Pros: excellent writing, believable characters
Cons: still wanted to slap the protagonist
It's been a long time since I stayed up all night reading a book start to finish, but a combination of insomnia and a riveting writing style kept me up last night reading Laura Catherine Brown's Quickening, a former Ballantine Reader's Circle book that I once remembered getting a nice review in People magazine, and picked up on a Barnes & Noble used table.
::: Oh, Mandy, Well You Gave and You Gave Without Taking :::*
We meet our protagonist, Mandy, on the day she is leaving for college. Within no time, we are privy to her not-so-easy life, with an ill mother who seems mentally unstable as well, and what appears to be an alcoholic father who can't even drop her off at college without stopping for a drink or three along the way. Mandy is close to her father, the only one who seems to value her and believe in her, and has a very combative relationship with her mother.
Once at college (a well-described State University of New York at Albany, which in my neck of the woods is known as SUNY-A, not Albany State), Mandy throws herself into all things college with great abandon, from classes to partying to an all-too-typical one-night stand. Her roommate, Barb, is always the life of a party, and Mandy has the perfect first semester, with the only thing pulling her back a chance meeting with a townie-type, Booner, when home on break. Suddenly, she has a boyfriend back home who calls once in a while, and the rest of the semester goes well, with a huge drinking celebration when finals are done. She arrives back at her dorm room to learn that her father has died, and returns home for Christmas break with her mother, alone with a woman she hates and fears for the first time.
And so our story really begins. Mandy struggles through the school break, fighting to get back to school against he pull of her mother, only to discover that things aren't as she left them. Her friendships fizzle; she quits going to classes and her work-study job; and she spends most of her time either drinking or sitting in her dorm room smoking pot. When Booner invites her to his apartment in New York for a weekend, she jumps at the chance, only to slide into moving in with him and getting herself pregnant, only to realize that this isn't what she wants. Before the end of the novel, she goes home to confront her mother, makes a decision about her pregnancy, and also a decision about Booner.

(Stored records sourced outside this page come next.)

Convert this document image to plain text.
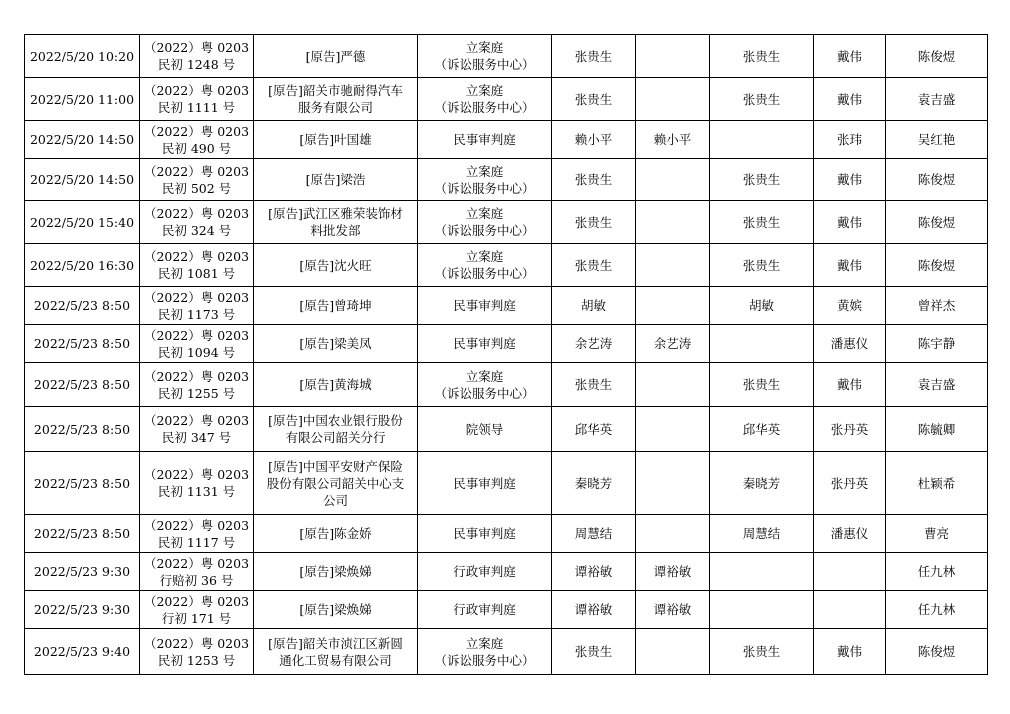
2022/5/20 10:20	（2022）粤 0203
民初 1248 号	[原告]严德	立案庭
（诉讼服务中心）	张贵生		张贵生	戴伟	陈俊煜
2022/5/20 11:00	（2022）粤 0203
民初 1111 号	[原告]韶关市驰耐得汽车
服务有限公司	立案庭
（诉讼服务中心）	张贵生		张贵生	戴伟	袁吉盛
2022/5/20 14:50	（2022）粤 0203
民初 490 号	[原告]叶国雄	民事审判庭	赖小平	赖小平		张玮	吴红艳
2022/5/20 14:50	（2022）粤 0203
民初 502 号	[原告]梁浩	立案庭
（诉讼服务中心）	张贵生		张贵生	戴伟	陈俊煜
2022/5/20 15:40	（2022）粤 0203
民初 324 号	[原告]武江区雅荣装饰材
料批发部	立案庭
（诉讼服务中心）	张贵生		张贵生	戴伟	陈俊煜
2022/5/20 16:30	（2022）粤 0203
民初 1081 号	[原告]沈火旺	立案庭
（诉讼服务中心）	张贵生		张贵生	戴伟	陈俊煜
2022/5/23 8:50	（2022）粤 0203
民初 1173 号	[原告]曾琦坤	民事审判庭	胡敏		胡敏	黄嫔	曾祥杰
2022/5/23 8:50	（2022）粤 0203
民初 1094 号	[原告]梁美凤	民事审判庭	余艺涛	余艺涛		潘惠仪	陈宇静
2022/5/23 8:50	（2022）粤 0203
民初 1255 号	[原告]黄海城	立案庭
（诉讼服务中心）	张贵生		张贵生	戴伟	袁吉盛
2022/5/23 8:50	（2022）粤 0203
民初 347 号	[原告]中国农业银行股份
有限公司韶关分行	院领导	邱华英		邱华英	张丹英	陈毓卿
2022/5/23 8:50	（2022）粤 0203
民初 1131 号	[原告]中国平安财产保险
股份有限公司韶关中心支
公司	民事审判庭	秦晓芳		秦晓芳	张丹英	杜颖希
2022/5/23 8:50	（2022）粤 0203
民初 1117 号	[原告]陈金娇	民事审判庭	周慧结		周慧结	潘惠仪	曹亮
2022/5/23 9:30	（2022）粤 0203
行赔初 36 号	[原告]梁焕娣	行政审判庭	谭裕敏	谭裕敏			任九林
2022/5/23 9:30	（2022）粤 0203
行初 171 号	[原告]梁焕娣	行政审判庭	谭裕敏	谭裕敏			任九林
2022/5/23 9:40	（2022）粤 0203
民初 1253 号	[原告]韶关市浈江区新圆
通化工贸易有限公司	立案庭
（诉讼服务中心）	张贵生		张贵生	戴伟	陈俊煜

::: Yesterday's a dream, I face the morning cryin' on the breeze, the pain is callin' :::*
Brown's writing style is a dream come true: descriptive without being Faulkner-like and giving full development to her characters. You feel every cell of Mandy's being as she defends her father after his death, knowing in her heart what he is, but loving him all the same. A scene at the beginning sums up their relationship perfectly; she holds his hand in the elevator up to her dorm room and lets it go when the door is opened. Every bit of her story is believable (and having seen people implode in college for much less significant reasons, it's very true to real events), and her lack of any normalcy in her family life leaves her ripe for the poor decisions she makes the second she is out on her own.
My only problem with the book is that I had a very hard time finding Mandy very sympathetic. This is a girl who had scholarships to college, and yet I wanted to slap her upside the head at every chance. She sees Booner for what he really is from his first phone call, yet lets herself get drawn into an emotionally abusive relationship anyway. While it's a realistic response from someone who grew up in the way Mandy did, it didn't stop me from wanting to shout at her.
This is still an excellent novel, much less first novel, and I look forward to seeing what Brown does in future books.